Nora, the protagonist, made sense to me. I connected with her as the eldest daughter, career-oriented gal, imposter syndrome-aficionado that I am. There was a particularly poignant passage toward the end that I found myself dog-earing, (I know! In a library copy, no less. Sue me.) From Henry in Book Lovers (page296):

“Mom and Libby like the love stories where everything turned out perfectly, wrapped in a bow, and I’ve always wondered why I gravitate toward something else.

I used to think it was because people like me don’t get those endings. And asking for it, hoping for it, is a way to lose something you’ve never even had.

The ones that speak to me are those whose final pages admit there is no going back. That every good think must end. That every bad things does too, that everything does.

That is what I’m looking for every time I flip to the back of a book, compulsively checking for proof that in a life where so many things have gone wrong, there can be beauty too. That there is always hope, no matter what.”

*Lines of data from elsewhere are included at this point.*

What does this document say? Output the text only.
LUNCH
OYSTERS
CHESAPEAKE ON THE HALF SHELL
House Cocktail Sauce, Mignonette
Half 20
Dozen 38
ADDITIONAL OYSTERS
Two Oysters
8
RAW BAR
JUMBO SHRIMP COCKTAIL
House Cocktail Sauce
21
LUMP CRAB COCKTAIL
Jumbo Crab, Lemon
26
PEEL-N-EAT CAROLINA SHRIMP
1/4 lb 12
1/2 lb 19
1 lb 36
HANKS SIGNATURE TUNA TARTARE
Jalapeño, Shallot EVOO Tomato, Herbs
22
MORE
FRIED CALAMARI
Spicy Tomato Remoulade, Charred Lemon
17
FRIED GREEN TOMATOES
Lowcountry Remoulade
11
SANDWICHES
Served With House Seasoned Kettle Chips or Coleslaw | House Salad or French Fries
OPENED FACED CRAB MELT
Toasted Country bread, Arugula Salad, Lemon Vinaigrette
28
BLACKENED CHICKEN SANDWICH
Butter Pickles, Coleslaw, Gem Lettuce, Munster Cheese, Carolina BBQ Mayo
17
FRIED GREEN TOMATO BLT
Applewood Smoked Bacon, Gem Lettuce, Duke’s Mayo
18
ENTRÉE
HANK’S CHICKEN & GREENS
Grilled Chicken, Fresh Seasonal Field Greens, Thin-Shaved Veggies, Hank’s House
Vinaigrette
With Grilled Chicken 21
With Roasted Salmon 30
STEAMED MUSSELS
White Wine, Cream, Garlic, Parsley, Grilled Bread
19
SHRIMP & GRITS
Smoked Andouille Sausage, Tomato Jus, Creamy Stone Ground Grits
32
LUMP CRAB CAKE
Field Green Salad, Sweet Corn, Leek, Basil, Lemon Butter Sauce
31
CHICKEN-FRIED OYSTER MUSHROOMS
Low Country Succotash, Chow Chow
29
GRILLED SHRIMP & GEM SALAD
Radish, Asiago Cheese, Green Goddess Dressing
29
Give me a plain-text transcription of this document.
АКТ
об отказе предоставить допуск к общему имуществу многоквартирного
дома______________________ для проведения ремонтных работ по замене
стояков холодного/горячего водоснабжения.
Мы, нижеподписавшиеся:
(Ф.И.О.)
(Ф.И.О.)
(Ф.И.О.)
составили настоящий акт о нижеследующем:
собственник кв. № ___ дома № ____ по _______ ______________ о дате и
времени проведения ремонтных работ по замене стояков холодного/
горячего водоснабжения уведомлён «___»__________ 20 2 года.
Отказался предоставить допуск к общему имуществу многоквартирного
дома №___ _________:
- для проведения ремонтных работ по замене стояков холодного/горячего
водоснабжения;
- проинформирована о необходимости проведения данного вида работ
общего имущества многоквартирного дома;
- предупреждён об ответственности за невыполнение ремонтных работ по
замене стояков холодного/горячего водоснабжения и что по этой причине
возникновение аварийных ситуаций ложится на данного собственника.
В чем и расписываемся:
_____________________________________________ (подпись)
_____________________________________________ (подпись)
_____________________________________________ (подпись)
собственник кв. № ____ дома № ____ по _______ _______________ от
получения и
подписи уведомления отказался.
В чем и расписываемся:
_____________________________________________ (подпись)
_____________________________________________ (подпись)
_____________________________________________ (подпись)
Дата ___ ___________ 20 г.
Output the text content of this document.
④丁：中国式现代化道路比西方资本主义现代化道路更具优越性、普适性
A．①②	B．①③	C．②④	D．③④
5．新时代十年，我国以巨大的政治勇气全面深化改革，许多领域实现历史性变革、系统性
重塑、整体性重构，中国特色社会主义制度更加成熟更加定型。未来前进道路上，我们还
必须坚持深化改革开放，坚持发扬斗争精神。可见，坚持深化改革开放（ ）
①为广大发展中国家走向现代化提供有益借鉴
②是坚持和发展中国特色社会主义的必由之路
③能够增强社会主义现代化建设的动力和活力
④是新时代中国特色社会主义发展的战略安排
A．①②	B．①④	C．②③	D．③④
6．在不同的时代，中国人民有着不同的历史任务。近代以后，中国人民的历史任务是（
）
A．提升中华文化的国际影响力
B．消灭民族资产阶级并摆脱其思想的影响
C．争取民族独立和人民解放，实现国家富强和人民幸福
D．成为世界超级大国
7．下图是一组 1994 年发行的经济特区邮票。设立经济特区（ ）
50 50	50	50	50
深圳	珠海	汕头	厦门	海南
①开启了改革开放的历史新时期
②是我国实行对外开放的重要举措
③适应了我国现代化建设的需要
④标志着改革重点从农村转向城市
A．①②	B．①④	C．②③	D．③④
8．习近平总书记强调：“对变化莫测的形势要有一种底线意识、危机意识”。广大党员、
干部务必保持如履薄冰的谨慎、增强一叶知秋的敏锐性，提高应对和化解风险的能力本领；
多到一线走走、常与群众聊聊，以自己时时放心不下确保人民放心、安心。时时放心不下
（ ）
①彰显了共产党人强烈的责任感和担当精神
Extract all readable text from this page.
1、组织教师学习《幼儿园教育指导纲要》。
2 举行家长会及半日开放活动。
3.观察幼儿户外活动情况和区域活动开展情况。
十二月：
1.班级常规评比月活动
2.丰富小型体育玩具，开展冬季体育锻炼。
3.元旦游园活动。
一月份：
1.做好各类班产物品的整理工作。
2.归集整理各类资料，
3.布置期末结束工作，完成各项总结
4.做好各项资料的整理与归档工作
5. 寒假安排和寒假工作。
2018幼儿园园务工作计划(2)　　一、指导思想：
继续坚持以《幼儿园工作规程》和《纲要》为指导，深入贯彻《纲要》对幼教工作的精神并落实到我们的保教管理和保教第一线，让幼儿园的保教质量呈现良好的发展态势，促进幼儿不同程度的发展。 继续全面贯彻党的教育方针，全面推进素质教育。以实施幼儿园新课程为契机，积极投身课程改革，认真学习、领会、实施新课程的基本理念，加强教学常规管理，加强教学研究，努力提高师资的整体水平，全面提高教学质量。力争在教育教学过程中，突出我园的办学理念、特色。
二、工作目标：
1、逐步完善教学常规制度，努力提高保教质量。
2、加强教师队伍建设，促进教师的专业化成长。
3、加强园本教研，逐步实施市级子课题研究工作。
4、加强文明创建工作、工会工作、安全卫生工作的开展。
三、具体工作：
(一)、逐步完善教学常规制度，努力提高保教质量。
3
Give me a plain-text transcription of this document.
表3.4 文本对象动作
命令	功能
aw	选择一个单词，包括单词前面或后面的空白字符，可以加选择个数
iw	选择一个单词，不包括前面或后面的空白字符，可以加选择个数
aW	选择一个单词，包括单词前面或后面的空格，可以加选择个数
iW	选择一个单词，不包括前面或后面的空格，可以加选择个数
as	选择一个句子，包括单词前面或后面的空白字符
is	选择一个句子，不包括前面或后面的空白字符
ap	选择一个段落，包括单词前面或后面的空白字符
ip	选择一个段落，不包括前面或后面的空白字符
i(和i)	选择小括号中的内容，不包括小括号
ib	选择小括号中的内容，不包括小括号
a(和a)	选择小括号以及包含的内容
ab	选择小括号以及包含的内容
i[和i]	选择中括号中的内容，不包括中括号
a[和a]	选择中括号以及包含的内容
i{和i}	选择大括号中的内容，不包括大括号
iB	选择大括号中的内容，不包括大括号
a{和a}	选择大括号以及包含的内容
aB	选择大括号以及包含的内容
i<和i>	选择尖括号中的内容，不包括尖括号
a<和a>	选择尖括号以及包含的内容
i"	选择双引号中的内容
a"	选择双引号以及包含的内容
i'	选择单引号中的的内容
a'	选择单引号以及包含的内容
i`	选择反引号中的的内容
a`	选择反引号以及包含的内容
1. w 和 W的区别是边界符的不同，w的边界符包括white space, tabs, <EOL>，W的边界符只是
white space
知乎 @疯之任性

The great sell of any romance novel is the protagonist, especially one like Nora. Readers wouldn’t give a hoot about the heroine getting her happy ending if we weren’t cheering for her all along the way. Maybe that’s what makes me a Final Chapter Girl; I want to know how I can be cheering for her before we’ve even begun.

Reading Book Lovers reminded me of another romance author who specializes in lovable and relatable heroines. I had the pleasure of interviewing Brooke Burroughs before the release of her second novel, The Name Curse. If you are looking for more books like these, be sure to check out Brooke! I’ve linked the original interview here:

Whether you start on the first page, or the last, I hope you check out Book Lovers today. Happy reading!